In a historical, game-changing decision for Catalan politics, the two parties that make up Convergence and Union (CiU) are going their separate ways after 37 years of nearly uninterrupted joint rule in the region.
“The CiU political project is over,” said Josep Rull, coordinator general for Democratic Convergence of Catalonia (CDC), at a press conference on Thursday. The party leader and regional premier, Artur Mas, was not present at the event.
The decision was made by CDC after the Democratic Union of Catalonia (UDC) refused to support its Catalan independence project. The pro-sovereignty drive led by Artur Mas, which came to a head with an unofficial referendum on self-rule last year, had already run into opposition from CDC’s longtime partner before this. Although both parties share a nationalist vision of Catalonia, UDC holds more moderate views, which fall short of independence.
How many more things need to break up before you will admit that unilateral independence is not feasible?”
Catalan Socialist leader Miquel Iceta to Artur Mas
Now, officials have confirmed that CiU will not be running jointly at the regional elections scheduled for September 27, which Convergence leaders see as a litmus test for their independence drive.
“We have ended a political project, and want the separation to take place on friendly terms,” added Rull at a press conference. “We’ll see how we do it, we don’t have a GPS for this.”
The partners now have to share out their common assets and reach deals on issues such as subsidies for elected officials and campaign airtime. But in the meantime, the quarreling has begun: UDC claims that it is CDC who broke the alliance, not the other way around.
Also up in the air is the future of Josep Antoni Duran i Lleida, until now the CiU spokesman in Spain’s lower house, the Congress of Deputies.
“We’ll have to figure out whether there will be one group in Congress or two, but we’ll decide that tomorrow,” said Rull. “Things will not be the same in Congress anymore.”
Rull said there is no going back on the breakup, although both former partners may still reach vote-by-vote agreements on specific issues.
No introspection required
According to the regional premier, Artur Mas, this early government breakup should not lead to any soul-searching, as it is not the result of disagreements on everyday matters, but a lack of joint vision about the future.
“It’s not that we have systematically voted separately or anything like that, it’s that there is a fundamental discrepancy over a project," said Mas, who thanked the three UDC members of his Cabinet who will now be replaced, including his deputy Joana Ortega.

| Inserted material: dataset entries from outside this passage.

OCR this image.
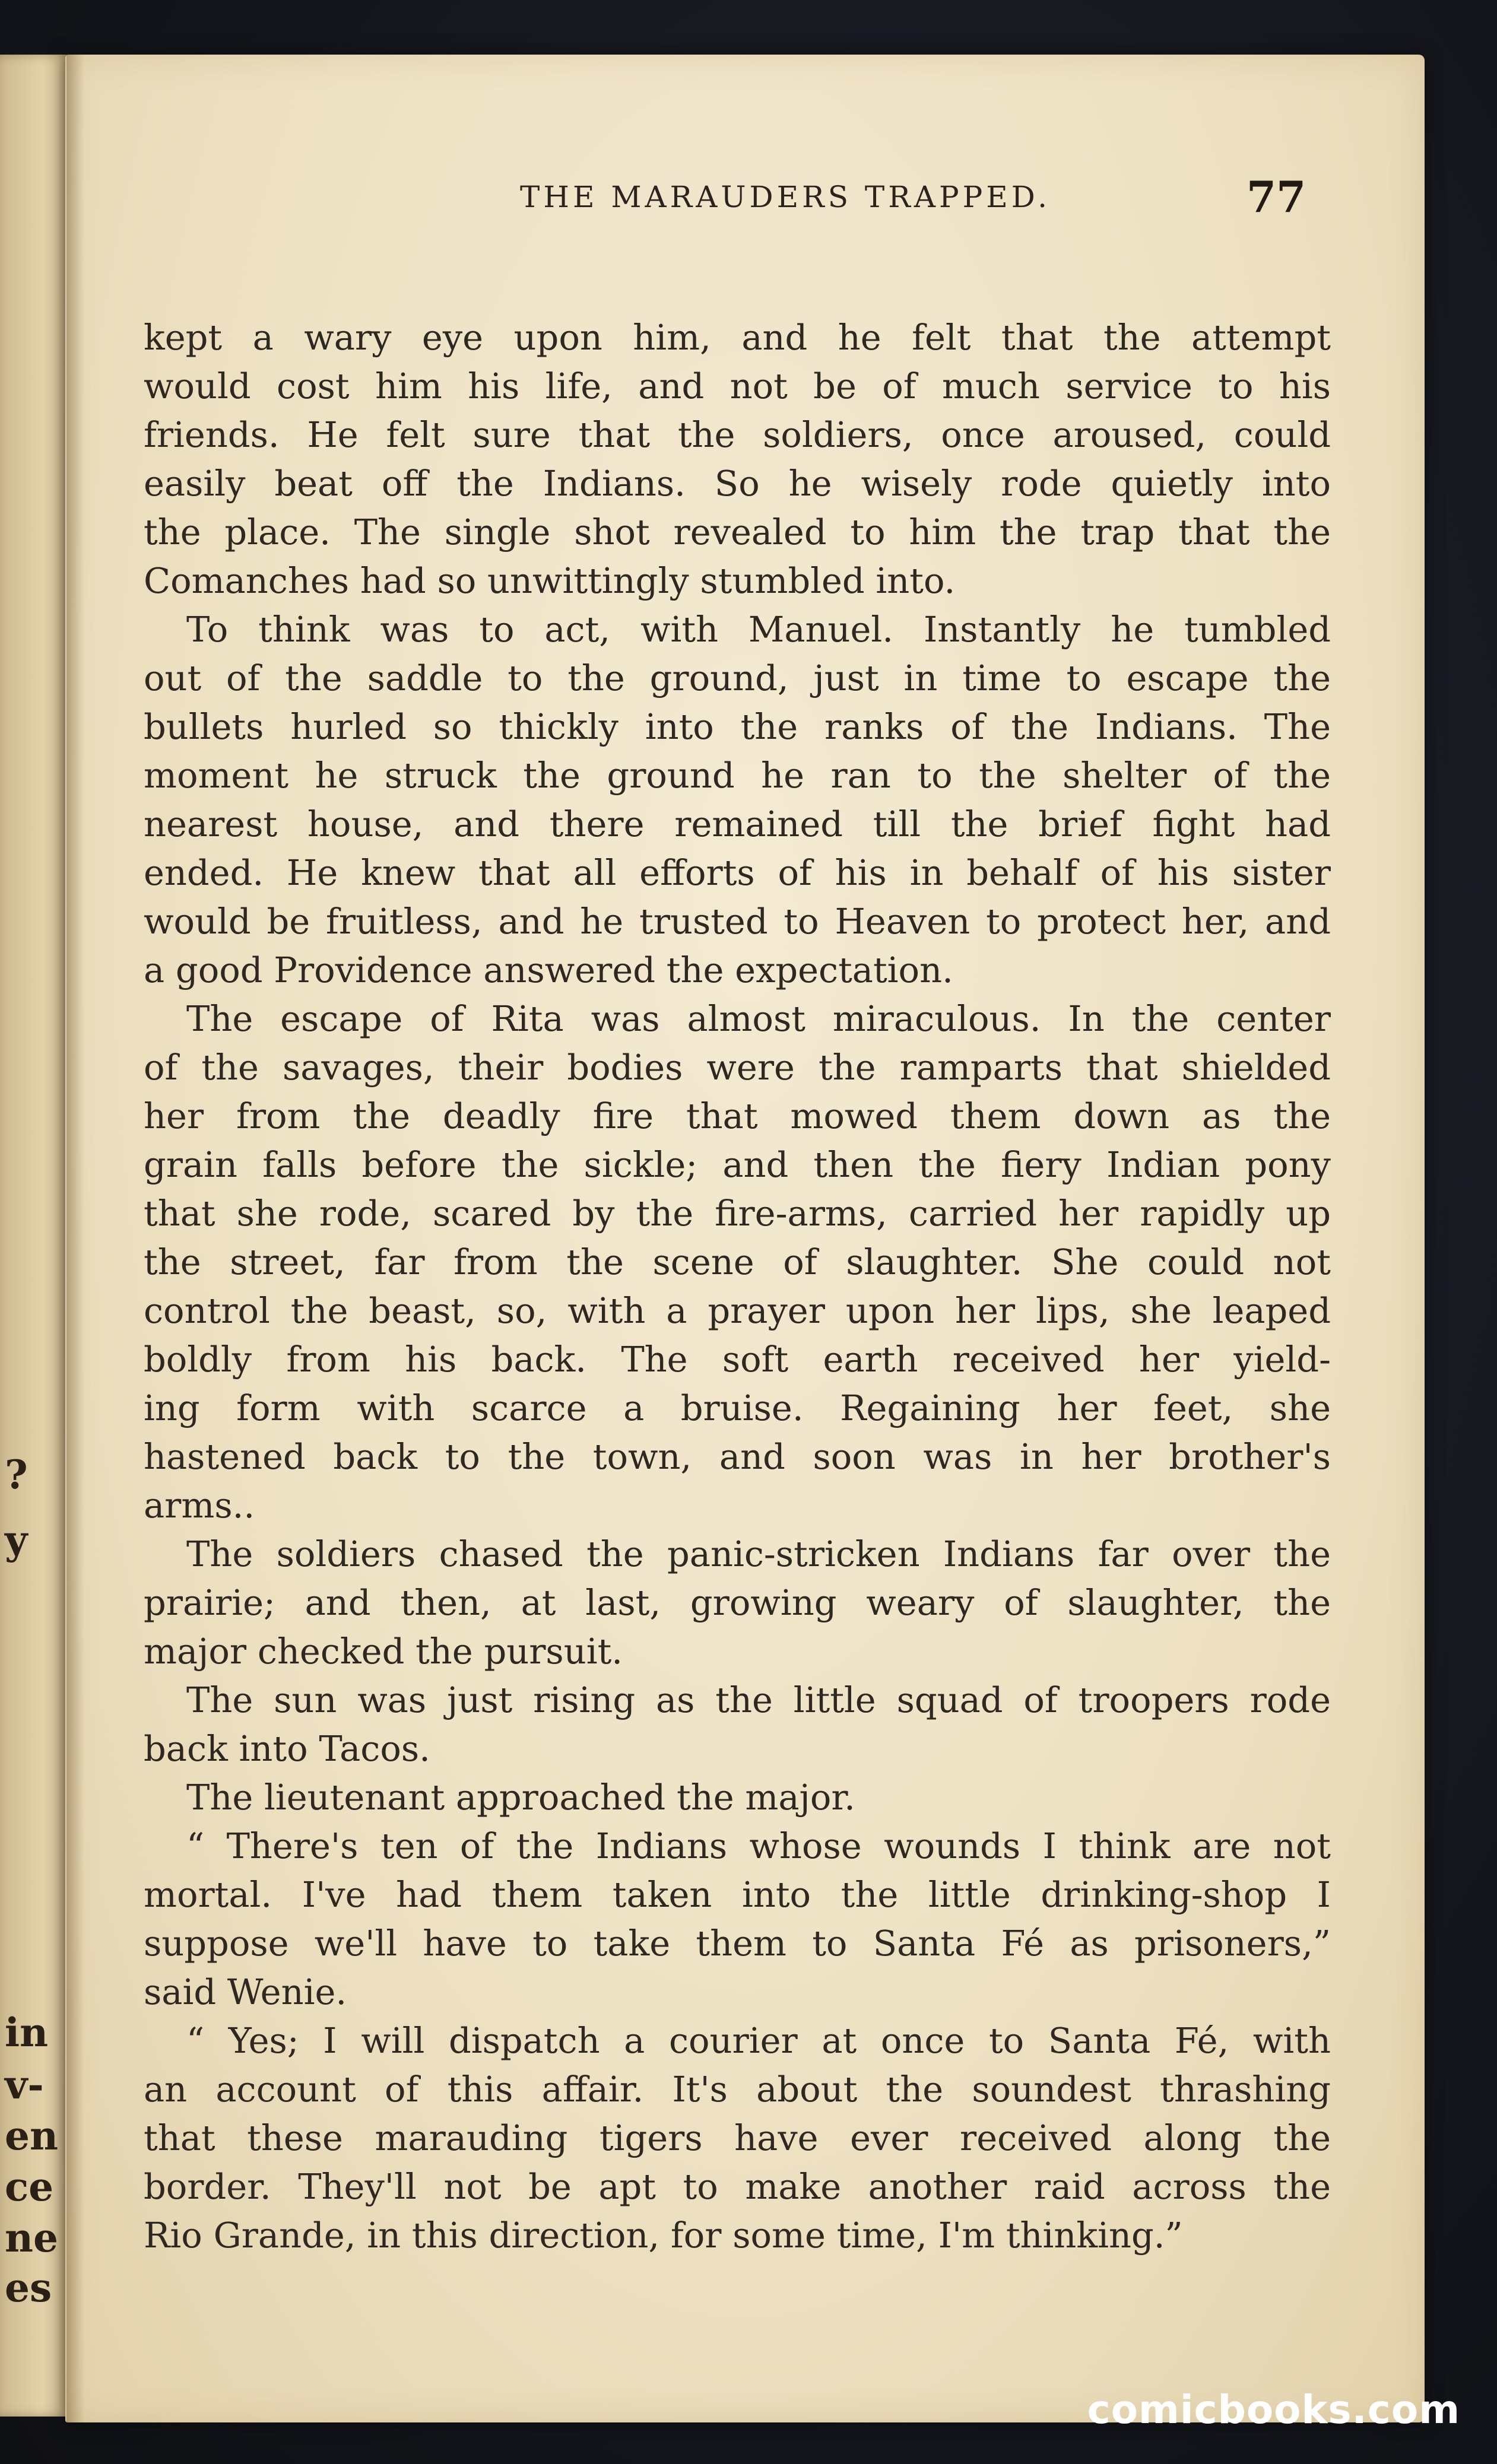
?
y
in
v-
en
ce
ne
es
THE MARAUDERS TRAPPED.	77
kept a wary eye upon him, and he felt that the attempt
would cost him his life, and not be of much service to his
friends. He felt sure that the soldiers, once aroused, could
easily beat off the Indians. So he wisely rode quietly into
the place. The single shot revealed to him the trap that the
Comanches had so unwittingly stumbled into.
To think was to act, with Manuel. Instantly he tumbled
out of the saddle to the ground, just in time to escape the
bullets hurled so thickly into the ranks of the Indians. The
moment he struck the ground he ran to the shelter of the
nearest house, and there remained till the brief fight had
ended. He knew that all efforts of his in behalf of his sister
would be fruitless, and he trusted to Heaven to protect her, and
a good Providence answered the expectation.
The escape of Rita was almost miraculous. In the center
of the savages, their bodies were the ramparts that shielded
her from the deadly fire that mowed them down as the
grain falls before the sickle; and then the fiery Indian pony
that she rode, scared by the fire-arms, carried her rapidly up
the street, far from the scene of slaughter. She could not
control the beast, so, with a prayer upon her lips, she leaped
boldly from his back. The soft earth received her yield-
ing form with scarce a bruise. Regaining her feet, she
hastened back to the town, and soon was in her brother's
arms..
The soldiers chased the panic-stricken Indians far over the
prairie; and then, at last, growing weary of slaughter, the
major checked the pursuit.
The sun was just rising as the little squad of troopers rode
back into Tacos.
The lieutenant approached the major.
“ There's ten of the Indians whose wounds I think are not
mortal. I've had them taken into the little drinking-shop I
suppose we'll have to take them to Santa Fé as prisoners,”
said Wenie.
“ Yes; I will dispatch a courier at once to Santa Fé, with
an account of this affair. It's about the soundest thrashing
that these marauding tigers have ever received along the
border. They'll not be apt to make another raid across the
Rio Grande, in this direction, for some time, I'm thinking.”
comicbooks.com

Meanwhile, opposition parties strongly criticized Mas for the government crisis and for the effects that his sovereignty drive is having on Catalan politics.
“Today we should ask for your immediate resignation and new elections, but there’s no time for that because we’re already having them in three months,” said Miquel Iceta, the leader of the Catalan Socialists, during question time at the Catalan assembly on Wednesday. “How many more things need to break up before you will admit that unilateral independence is not feasible? To divide Catalanism is to make Catalonia weaker.”
“Everything you touch gets divided and broken up,” said Alicia Sánchez-Camacho, leader of the Catalan branch of the Popular Party.
Ciudadanos leader Albert Rivera, who sits in the Catalan parliament, said that the independence drive is in retreat thanks to Mas’s decisions.
The only political leader who refrained from criticizing Mas was Oriol Junqueras of the Catalan Republican Left, a minority party that strongly supports the independence drive.